Climate change has amplified the occurrence and intensity of weather shocks, presenting multifaceted obstacles for monetary policymakers. The report underscores several channels through which climate change affects monetary policy dynamics.
Primarily, adverse weather events stemming from climate change directly impact inflation by disrupting agricultural production and global supply chains. This disruption leads to supply-side shocks, contributing to inflationary pressures within the economy.
The report titled, “Monetary Policy Report- April 2024,” highlights the escalating global temperatures and the consequent rise in extreme weather events which are exhilarating both economic and social pressures.
Secondly, climate change influences the natural rate of interest due to its adverse effects on productivity and potential output. Rising temperatures and the increased occurrence of EWE undermine productivity levels, thereby lowering the economy's overall output potential.

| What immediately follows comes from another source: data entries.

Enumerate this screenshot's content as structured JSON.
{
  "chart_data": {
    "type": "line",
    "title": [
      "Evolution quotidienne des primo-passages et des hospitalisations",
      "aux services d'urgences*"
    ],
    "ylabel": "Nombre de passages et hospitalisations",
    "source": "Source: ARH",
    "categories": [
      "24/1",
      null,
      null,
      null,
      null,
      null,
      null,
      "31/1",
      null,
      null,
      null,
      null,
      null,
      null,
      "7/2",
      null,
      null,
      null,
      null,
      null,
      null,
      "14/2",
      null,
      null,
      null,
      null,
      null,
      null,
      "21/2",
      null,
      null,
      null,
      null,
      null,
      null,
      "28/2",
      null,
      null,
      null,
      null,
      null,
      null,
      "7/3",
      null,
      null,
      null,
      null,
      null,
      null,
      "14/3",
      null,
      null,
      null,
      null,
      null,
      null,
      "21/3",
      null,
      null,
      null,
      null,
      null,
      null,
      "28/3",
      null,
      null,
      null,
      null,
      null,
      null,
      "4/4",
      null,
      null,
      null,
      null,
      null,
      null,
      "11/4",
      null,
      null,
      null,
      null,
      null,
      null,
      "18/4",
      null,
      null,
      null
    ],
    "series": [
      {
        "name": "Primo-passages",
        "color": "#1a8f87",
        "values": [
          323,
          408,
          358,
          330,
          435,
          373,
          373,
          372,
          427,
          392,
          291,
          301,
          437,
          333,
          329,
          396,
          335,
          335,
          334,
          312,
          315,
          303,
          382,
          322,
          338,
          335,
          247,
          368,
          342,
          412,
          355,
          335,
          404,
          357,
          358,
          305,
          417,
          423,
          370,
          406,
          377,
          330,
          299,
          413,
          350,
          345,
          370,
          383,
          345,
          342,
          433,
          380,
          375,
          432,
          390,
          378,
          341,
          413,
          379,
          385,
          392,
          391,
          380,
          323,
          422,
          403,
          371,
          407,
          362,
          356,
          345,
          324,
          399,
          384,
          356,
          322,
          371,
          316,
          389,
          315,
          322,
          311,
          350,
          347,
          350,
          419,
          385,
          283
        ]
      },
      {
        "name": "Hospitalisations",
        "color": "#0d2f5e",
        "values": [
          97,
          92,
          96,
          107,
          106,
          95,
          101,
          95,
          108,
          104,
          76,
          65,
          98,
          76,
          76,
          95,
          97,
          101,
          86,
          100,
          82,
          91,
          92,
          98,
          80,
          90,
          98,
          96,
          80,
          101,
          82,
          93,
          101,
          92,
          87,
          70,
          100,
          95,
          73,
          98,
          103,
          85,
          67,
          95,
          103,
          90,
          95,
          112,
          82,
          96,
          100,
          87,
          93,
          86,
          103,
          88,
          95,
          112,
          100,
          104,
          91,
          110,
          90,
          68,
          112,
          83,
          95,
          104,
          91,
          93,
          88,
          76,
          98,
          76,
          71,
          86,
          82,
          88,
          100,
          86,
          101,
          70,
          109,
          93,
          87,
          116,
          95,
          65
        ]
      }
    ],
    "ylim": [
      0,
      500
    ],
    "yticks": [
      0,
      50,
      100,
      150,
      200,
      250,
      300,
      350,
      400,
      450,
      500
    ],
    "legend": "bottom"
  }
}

Moreover, the aftermath of climate change has the potential to weaken the transmission mechanism of monetary policy actions to households and firms. This disruption in the transmission channels complicates the central bank's efforts to manage financing conditions effectively.
Recognizing the gravity of these challenges, central banks worldwide are increasingly integrating climate risks into their analytical frameworks and policy decisions. Many are adopting sophisticated models that explicitly account for the macroeconomic implications of climate change.
For instance, the report mentions the utilization of a New-Keynesian model that incorporates a physical climate risk damage function calibrated with aspects of the National Institute Global Econometric Model (NiGEM). This model helps estimate the macroeconomic impact of climate change by comparing scenarios with and without climate mitigation policies.
Alarmingly, the report projects a stark picture of the future in the absence of substantial climate mitigation efforts. It suggests that by 2050, long-term output could be reduced by approximately 9% compared to a scenario without climate change, with significant implications for inflation and its volatility.
Furthermore, the report warns of potential inflation hysteresis and the consequent de-anchoring of inflation expectations, which could erode the central bank's credibility. This scenario would necessitate even higher interest rates to curb inflation, leading to greater output losses.
Failure to address these challenges adequately could exacerbate inflationary pressures, dampen economic growth, and undermine monetary policy effectiveness.